Tahir Khan was defeated by the ruler of Moghulistan, Keldi-Muhammad, and fled to Kyrgyzstan, where he died. Then, Tughum Khan became the new ruler of Kazakh lands. But his government was not recognized by Buydash Khan or Ahmed Khan, who both declared themselves as khan. The son of Qasim Khan, Sultan Haqnazar, recognized Tugim as khan.

Ahmed began a campaign against the Nogai horde. Ultimately, he was defeated by the Nogais and was captured by them with fifteen of his sons. In 1535, Ahmed was killed by Orak Baghatur. Sultan Haqnazar captured Ahmed's territories. The western border of the Khanate passed through the Aral Sea.

Sultan Haqnazar inflicted a crushing defeat on Buydash Khan, who fled to Moghulistan. Haqnazar got the western part of Zhetysu.

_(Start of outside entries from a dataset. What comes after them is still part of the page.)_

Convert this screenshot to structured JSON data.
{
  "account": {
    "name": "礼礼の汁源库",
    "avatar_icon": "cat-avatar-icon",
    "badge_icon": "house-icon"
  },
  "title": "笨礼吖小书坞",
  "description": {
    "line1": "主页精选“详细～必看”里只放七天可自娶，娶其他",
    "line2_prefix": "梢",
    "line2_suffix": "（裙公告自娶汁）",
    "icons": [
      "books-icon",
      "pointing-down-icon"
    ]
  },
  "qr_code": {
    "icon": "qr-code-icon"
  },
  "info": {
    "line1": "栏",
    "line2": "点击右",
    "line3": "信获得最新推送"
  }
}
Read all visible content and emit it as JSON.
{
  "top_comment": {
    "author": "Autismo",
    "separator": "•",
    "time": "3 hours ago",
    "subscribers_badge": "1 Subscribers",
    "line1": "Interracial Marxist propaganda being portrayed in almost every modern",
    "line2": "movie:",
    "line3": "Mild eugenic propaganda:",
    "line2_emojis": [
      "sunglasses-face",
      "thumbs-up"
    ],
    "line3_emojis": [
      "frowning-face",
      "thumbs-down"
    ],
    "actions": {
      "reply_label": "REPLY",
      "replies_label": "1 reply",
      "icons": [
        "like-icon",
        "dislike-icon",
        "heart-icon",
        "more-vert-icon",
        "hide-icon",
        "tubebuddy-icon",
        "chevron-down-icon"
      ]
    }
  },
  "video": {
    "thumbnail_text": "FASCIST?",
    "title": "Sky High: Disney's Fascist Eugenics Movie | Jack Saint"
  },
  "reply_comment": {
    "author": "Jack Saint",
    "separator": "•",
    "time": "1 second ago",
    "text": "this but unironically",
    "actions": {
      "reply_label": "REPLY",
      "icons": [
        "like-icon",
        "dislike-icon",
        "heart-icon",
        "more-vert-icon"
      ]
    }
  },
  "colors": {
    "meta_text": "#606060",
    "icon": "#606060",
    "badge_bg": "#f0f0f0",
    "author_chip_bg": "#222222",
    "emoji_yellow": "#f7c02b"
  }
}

In 1538, after the death of Tugim Khan, Haqnazar became khan and the civil war ended in his victory.

==Results==
The Kazakh Khanate reached inner unity. Nevertheless it had lost nearly half of their territory - Western Kazakhstan was captured by the Nogai Horde, Eastern Kazakhstan by Four Oirat, Northern - by the Khanate of Sibir, Moghulistan obtained Western Zhetusy whilst the Khanate of Bukhara got Tashkent. Only during and after the reign of Haq-Nazar were the Kazakhs able to re-consolidate all of Kazakhstan.